Karen Kendall, owns Karen's Animal House in Las Cruces. She has been a
dog trainer since the mid 1970s. She says that fake certification
takes away from the people who really need the service.

"You can go and take their written test and get a piece of paper that
says you're certified, but there is no one watching you. There is no
hands on experience necessary and it's a lot of bogus certifications,"
says Kendall.

Kendall adds that besides having a commercial kennel license and
passing an annual inspection there are hardly any regulations. She
says the rules could be improved...but she does not want extreme
regulations.

"I'm at a fence here, because I am not in favor of a government
certifying everybody and everything. On the other hand, I don't want
people out there training dogs and people that don't know what they
are doing." Says Kendall.

Without regulation, the dog training industry is left up to reputation.
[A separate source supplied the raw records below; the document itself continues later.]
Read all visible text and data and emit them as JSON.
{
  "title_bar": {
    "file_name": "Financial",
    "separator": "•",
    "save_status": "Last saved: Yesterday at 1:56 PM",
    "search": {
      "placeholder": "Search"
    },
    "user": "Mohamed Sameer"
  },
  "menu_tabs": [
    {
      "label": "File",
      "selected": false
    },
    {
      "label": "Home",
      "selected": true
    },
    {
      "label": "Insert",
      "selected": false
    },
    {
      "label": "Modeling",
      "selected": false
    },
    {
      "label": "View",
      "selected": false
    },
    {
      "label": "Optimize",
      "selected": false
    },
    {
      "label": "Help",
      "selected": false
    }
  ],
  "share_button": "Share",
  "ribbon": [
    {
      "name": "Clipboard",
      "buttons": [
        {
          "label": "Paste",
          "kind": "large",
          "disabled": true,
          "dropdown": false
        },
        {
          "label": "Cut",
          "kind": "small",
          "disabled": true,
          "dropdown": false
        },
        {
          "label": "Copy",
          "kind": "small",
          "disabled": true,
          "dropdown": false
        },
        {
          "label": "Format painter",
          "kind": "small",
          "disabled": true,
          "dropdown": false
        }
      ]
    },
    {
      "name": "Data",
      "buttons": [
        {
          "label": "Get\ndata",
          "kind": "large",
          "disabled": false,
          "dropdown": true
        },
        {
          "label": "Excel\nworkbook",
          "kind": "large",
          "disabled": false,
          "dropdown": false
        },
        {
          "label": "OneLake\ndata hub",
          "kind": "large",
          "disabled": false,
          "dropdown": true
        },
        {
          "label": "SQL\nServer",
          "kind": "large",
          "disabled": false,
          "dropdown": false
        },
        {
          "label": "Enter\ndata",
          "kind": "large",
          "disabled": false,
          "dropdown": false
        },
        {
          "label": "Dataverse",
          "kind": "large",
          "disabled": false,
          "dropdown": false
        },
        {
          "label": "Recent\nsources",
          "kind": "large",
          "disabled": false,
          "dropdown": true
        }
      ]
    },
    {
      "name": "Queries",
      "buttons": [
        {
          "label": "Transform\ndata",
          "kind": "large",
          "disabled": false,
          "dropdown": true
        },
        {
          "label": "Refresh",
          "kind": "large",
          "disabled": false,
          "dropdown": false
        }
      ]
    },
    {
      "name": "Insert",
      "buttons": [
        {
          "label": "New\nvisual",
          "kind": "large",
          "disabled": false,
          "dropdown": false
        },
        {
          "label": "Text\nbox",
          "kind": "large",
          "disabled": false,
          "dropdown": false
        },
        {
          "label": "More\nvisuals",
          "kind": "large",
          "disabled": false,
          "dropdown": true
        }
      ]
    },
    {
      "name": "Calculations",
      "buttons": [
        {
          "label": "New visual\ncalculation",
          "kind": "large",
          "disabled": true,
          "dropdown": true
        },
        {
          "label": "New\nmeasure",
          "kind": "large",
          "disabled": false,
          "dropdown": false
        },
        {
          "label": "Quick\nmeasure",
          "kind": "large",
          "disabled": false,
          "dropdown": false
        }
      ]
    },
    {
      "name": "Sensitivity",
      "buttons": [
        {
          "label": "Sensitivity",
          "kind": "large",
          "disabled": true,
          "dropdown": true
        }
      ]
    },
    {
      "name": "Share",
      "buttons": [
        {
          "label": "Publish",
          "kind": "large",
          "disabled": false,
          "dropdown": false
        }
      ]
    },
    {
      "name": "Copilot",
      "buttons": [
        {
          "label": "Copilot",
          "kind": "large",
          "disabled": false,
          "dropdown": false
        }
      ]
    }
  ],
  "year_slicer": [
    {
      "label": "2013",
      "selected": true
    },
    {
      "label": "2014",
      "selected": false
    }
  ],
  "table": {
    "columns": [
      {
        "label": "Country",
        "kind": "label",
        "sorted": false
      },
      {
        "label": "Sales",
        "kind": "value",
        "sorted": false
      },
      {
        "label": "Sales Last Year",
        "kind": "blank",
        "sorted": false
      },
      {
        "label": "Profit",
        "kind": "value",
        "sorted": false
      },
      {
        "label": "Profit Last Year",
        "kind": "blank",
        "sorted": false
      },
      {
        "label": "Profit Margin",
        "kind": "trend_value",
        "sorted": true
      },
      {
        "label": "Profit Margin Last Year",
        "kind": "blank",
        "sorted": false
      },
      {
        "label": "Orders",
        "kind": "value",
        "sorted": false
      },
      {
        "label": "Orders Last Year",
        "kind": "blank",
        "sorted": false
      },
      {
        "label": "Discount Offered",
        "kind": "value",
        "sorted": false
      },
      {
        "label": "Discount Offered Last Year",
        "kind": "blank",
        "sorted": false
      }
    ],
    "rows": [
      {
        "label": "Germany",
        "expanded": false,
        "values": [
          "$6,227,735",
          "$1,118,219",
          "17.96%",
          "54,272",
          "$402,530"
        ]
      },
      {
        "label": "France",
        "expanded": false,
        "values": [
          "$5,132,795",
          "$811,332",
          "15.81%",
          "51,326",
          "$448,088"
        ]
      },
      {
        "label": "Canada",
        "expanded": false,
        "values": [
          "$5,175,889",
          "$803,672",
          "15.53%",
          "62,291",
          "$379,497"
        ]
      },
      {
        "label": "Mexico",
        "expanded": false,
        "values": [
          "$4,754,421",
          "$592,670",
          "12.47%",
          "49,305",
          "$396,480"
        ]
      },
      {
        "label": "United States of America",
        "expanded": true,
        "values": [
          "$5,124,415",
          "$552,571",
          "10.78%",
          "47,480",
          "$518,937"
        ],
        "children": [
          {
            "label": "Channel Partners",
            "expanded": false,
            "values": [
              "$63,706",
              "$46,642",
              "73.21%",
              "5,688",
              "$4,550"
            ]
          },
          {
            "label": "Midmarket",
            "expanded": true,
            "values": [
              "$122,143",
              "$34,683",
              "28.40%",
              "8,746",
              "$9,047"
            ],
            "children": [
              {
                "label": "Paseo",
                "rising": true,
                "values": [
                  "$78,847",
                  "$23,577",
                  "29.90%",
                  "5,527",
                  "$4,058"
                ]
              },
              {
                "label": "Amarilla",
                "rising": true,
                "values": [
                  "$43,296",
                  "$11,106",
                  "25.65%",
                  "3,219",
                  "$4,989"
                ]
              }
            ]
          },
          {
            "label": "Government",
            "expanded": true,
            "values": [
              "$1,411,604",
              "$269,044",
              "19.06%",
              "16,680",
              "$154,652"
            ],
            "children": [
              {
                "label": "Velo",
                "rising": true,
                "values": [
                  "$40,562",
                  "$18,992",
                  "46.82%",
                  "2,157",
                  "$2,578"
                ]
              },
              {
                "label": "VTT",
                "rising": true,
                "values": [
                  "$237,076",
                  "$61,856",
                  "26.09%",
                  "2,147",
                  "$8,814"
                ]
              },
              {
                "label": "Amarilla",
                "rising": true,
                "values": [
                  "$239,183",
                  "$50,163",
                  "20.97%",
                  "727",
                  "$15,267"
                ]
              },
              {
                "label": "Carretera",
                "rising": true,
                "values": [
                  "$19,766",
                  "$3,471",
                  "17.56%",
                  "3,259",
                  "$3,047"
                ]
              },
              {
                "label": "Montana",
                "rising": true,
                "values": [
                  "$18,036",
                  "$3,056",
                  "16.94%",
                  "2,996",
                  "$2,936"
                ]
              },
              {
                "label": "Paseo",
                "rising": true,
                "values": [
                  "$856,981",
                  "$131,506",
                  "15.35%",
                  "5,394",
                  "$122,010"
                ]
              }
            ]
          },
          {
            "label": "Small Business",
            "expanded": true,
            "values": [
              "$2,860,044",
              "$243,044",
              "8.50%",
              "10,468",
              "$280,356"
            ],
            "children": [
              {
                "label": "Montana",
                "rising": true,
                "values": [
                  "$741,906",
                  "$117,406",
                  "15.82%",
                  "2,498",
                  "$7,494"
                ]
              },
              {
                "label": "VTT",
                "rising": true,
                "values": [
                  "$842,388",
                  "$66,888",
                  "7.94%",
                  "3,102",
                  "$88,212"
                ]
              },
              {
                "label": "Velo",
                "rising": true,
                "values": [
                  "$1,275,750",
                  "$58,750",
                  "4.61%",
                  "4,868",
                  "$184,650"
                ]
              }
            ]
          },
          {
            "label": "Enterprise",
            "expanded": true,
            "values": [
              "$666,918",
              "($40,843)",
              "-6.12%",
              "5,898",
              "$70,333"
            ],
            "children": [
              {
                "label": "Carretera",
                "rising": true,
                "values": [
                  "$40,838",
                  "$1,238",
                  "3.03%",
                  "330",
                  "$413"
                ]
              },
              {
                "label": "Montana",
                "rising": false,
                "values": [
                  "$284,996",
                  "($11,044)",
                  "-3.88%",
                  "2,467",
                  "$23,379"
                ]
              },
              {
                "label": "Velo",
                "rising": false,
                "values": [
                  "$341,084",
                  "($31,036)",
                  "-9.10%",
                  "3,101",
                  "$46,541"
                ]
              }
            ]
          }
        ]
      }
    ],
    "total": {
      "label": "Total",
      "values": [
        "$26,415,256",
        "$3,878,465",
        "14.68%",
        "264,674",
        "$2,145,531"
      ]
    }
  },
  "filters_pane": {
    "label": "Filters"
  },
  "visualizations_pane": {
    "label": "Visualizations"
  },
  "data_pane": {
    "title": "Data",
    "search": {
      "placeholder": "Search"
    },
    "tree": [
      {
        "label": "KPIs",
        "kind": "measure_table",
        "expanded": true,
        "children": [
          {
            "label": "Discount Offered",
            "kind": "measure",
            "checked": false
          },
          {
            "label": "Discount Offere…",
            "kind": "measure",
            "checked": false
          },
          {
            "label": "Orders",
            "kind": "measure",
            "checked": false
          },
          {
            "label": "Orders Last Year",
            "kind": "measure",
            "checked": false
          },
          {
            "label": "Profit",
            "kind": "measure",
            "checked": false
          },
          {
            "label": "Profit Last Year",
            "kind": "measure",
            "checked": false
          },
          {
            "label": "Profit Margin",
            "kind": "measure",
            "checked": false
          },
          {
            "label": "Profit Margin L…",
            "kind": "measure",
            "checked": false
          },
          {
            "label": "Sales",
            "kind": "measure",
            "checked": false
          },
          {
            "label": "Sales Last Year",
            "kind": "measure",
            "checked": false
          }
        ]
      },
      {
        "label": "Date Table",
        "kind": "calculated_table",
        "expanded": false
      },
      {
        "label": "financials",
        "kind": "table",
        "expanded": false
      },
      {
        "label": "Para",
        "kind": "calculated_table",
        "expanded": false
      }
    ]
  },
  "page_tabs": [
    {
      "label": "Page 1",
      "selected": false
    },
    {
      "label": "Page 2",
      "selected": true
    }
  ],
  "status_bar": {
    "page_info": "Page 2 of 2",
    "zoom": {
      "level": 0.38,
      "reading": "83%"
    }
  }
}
"I have worked very hard for many years. Thirty-something years to
build my reputation as a dog trainer," says Kendall.

Steven Torres, owns and operates American Service Dogs in Las Cruces.
He has been a dog trainer for over a decade. He too says experience is
needed to give the correct service to someone in need.

"We have to have standardization. You have to have more than just
printing off a piece of paper. You have to have years of relationships
with dogs, learning personality, learning canine behavior, and
learning how to capture the true dogs ability and personality. Not
every dog can be a service dog. One in one-thousand can be a service
dog," says Torres.

Torres says that fake service dogs are usually easy to point out
because they may misbehave. However, when they do misbehave in public
it can leave a negative legacy for someone with a legitimate service
dog and disability.

"It affects it because then businesses don't want dogs, they then look
down on service dogs and they don't give them access, and it makes it
harder for people with  disabilities," says Torres.

Torres adds that fake service dogs also make it hard for people with
disabilities to feel the independence a true service dog can give.